Taught
He tried
everything
first.
By most measures, Rich had figured it out early. A successful career, financial security, the kind of external markers that are supposed to mean something — achieved young. And yet the internal experience didn't match. The restlessness remained. The low hum of anxiety. A mind that wouldn't settle, regardless of what he did or achieved.
He went looking for answers the way most people do — thoroughly. Seminars. Self-help books. Audio programs. He walked on fire with the gurus. He explored psychedelics. He tried the things that had worked for other people, the things that were supposed to shift something fundamental. And some of them did shift things — temporarily. But he kept returning to the same baseline, the same set point. Insight without lasting change. Progress that didn't hold.
That pattern — arriving back where you started despite genuine effort — is one Rich now recognises in almost every student who walks through his door. It's not a failure of commitment. It's a sign that the tool doesn't match the problem.
He started Vedic Meditation almost twenty years ago, and what happened surprised him: it worked. Not by forcing change — but by dissolving the accumulated stress that had been holding the set point in place.

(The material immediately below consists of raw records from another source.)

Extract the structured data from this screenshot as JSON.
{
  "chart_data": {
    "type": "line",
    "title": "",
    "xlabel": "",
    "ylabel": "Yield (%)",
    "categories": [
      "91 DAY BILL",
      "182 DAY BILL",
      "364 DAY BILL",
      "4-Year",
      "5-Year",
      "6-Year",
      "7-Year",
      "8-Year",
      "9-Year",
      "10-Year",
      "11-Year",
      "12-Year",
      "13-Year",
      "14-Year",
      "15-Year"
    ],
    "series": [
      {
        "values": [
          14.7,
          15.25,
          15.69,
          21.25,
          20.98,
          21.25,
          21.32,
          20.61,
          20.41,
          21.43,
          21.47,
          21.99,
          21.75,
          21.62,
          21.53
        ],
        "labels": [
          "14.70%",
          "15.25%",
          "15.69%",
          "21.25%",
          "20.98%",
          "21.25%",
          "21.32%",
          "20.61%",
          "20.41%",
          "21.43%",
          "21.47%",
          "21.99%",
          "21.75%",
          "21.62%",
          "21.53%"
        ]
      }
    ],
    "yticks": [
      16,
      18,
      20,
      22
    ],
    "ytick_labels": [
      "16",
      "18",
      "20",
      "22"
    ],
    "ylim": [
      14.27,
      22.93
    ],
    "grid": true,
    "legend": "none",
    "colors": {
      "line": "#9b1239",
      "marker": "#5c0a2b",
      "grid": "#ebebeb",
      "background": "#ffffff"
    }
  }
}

Not in a vague, feel-good way. His sleep changed. His reactivity softened. The mental noise that had always been background radiation became something he could simply set down. He wanted to understand why — and that curiosity led him to an Honours degree, focused specifically on breathing, the nervous system, and the physiological mechanisms underlying meditative states.
Today Rich teaches from both ends of that spectrum — the ancient lineage of Vedic practice passed down through generations, and the growing body of peer-reviewed research that explains precisely why it works. His students aren't asked to believe. They're given a technique, a framework, and a result.
He teaches from his home in the Currumbin Valley on the Gold Coast, and online to students across the country.